Thursday, November 14, 2019

APPRECIATED WITH A HAMMER

By Ben Greenman
from forthcoming collection, as yet untitled

The first day’s sale of the F. L. Ayer collection brought in $401,000. The chief prices fetched were “Book of Longing,” by Lydon, for $100; “Everybody’s Changing,” by Norris, for $100, “How To Live With Strangers,” by Beard, for $100; “Portrait of Nora,” by Dixon, for $100; “Pillow Dog,” by Vogel, for $100; “Flaneurs,” by Byrne, for $100; “Cacophony in Red and Green,” by Fabian, for $100; “Seafoam Flecking,” by Booth, for $100; “Old Mama,” by Davidovich, for $100; “Whistle-Stop,” by Day, for $100; and “Birds Painted On Sealed Cedar Box,” by Furlino, for $400,000. “You know the legend of ‘Cedar Box,’” said Al Webster, who had the winning bid on the objet d’art, the only one of its kind in the show. “Furlino was a Sunday painter, and he made these little oddities, but his main occupation was being a bagman for the mob. That’s not in dispute. He pled guilty. When he went upstate, the Feds picked through his house, and they found only some of the money.
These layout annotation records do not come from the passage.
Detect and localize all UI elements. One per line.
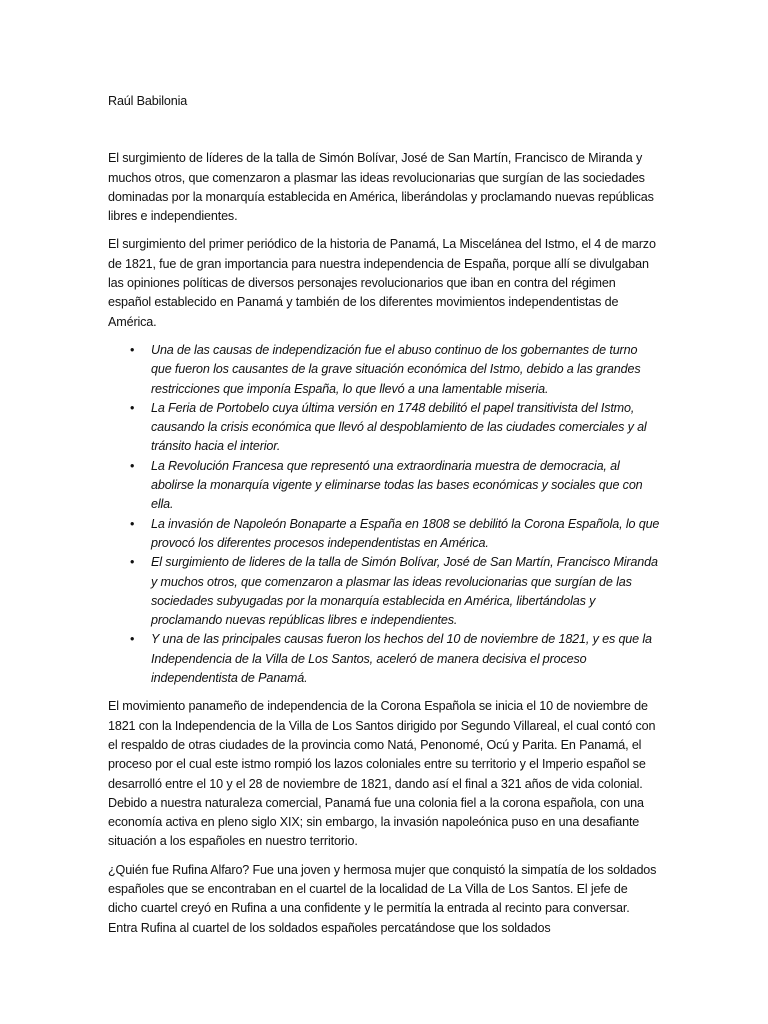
bullet-icon: • xyxy=(130,458,135,473)
document-body xyxy=(108,92,660,938)
list-item-text: La Revolución Francesa que representó una extraordinaria muestra de democracia, al abolirse la monarquía vigente y eliminarse todas las bases económicas y sociales que con ella. xyxy=(151,458,643,512)
list-item xyxy=(108,341,660,399)
list-item xyxy=(108,515,660,554)
paragraph-periodico: El surgimiento del primer periódico de la historia de Panamá, La Miscelánea del Istmo, el 4 de marzo de 1821, fue de gran importancia para nuestra independencia de España, porque allí se divulgaban las opiniones políticas de diversos personajes revolucionarios que iban en contra del régimen español establecido en Panamá y también de los diferentes movimientos independentistas de América. xyxy=(108,237,656,329)
causes-bullet-list xyxy=(108,341,660,688)
paragraph-movimiento: El movimiento panameño de independencia de la Corona Española se inicia el 10 de noviembre de 1821 con la Independencia de la Villa de Los Santos dirigido por Segundo Villareal, el cual contó con el respaldo de otras ciudades de la provincia como Natá, Penonomé, Ocú y Parita. En Panamá, el proceso por el cual este istmo rompió los lazos coloniales entre su territorio y el Imperio español se desarrolló entre el 10 y el 28 de noviembre de 1821, dando así el final a 321 años de vida colonial. Debido a nuestra naturaleza comercial, Panamá fue una colonia fiel a la corona española, con una economía activa en pleno siglo XIX; sin embargo, la invasión napoleónica puso en una desafiante situación a los españoles en nuestro territorio. xyxy=(108,699,656,849)
list-item-text: El surgimiento de lideres de la talla de Simón Bolívar, José de San Martín, Francisco Miranda y muchos otros, que comenzaron a plasmar las ideas revolucionarias que surgían de las sociedades subyugadas por la monarquía establecida en América, libertándolas y proclamando nuevas repúblicas libres e independientes. xyxy=(151,555,658,628)
list-item-text: La invasión de Napoleón Bonaparte a España en 1808 se debilitó la Corona Española, lo que provocó los diferentes procesos independentistas en América. xyxy=(151,516,660,550)
list-item xyxy=(108,553,660,630)
paragraph-liders: El surgimiento de líderes de la talla de Simón Bolívar, José de San Martín, Francisco de Miranda y muchos otros, que comenzaron a plasmar las ideas revolucionarias que surgían de las sociedades dominadas por la monarquía establecida en América, liberándolas y proclamando nuevas repúblicas libres e independientes. xyxy=(108,151,654,224)
list-item xyxy=(108,630,660,688)
author-name: Raúl Babilonia xyxy=(108,94,188,108)
bullet-icon: • xyxy=(130,555,135,570)
bullet-icon: • xyxy=(130,516,135,531)
bullet-icon: • xyxy=(130,632,135,647)
list-item-text: Una de las causas de independización fue el abuso continuo de los gobernantes de turno que fueron los causantes de la grave situación económica del Istmo, debido a las grandes restricciones que imponía España, lo que llevó a una lamentable miseria. xyxy=(151,342,641,396)
list-item xyxy=(108,457,660,515)
list-item xyxy=(108,399,660,457)
bullet-icon: • xyxy=(130,342,135,357)
list-item-text: La Feria de Portobelo cuya última versión en 1748 debilitó el papel transitivista del Istmo, causando la crisis económica que llevó al despoblamiento de las ciudades comerciales y al tránsito hacia el interior. xyxy=(151,400,647,454)
list-item-text: Y una de las principales causas fueron los hechos del 10 de noviembre de 1821, y es que la Independencia de la Villa de Los Santos, aceleró de manera decisiva el proceso independentista de Panamá. xyxy=(151,632,652,686)
bullet-icon: • xyxy=(130,400,135,415)
paragraph-rufina: ¿Quién fue Rufina Alfaro? Fue una joven y hermosa mujer que conquistó la simpatía de los soldados españoles que se encontraban en el cuartel de la localidad de La Villa de Los Santos. El jefe de dicho cuartel creyó en Rufina a una confidente y le permitía la entrada al recinto para conversar. Entra Rufina al cuartel de los soldados españoles percatándose que los soldados xyxy=(108,862,657,935)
This wooden box was by then in a private collection of an elderly lady who refused to crack it open and see if anything was inside. She said she appreciated it too much. Well, when I get it home I’m going to appreciate it with a hammer.” Webster was also the winning bidder on “Cacophony in Red and Green,” which had been compared in the auction notes to a Kandinsky. “That’s a little optimistic,” he said. “Maybe more an early Bischoff?”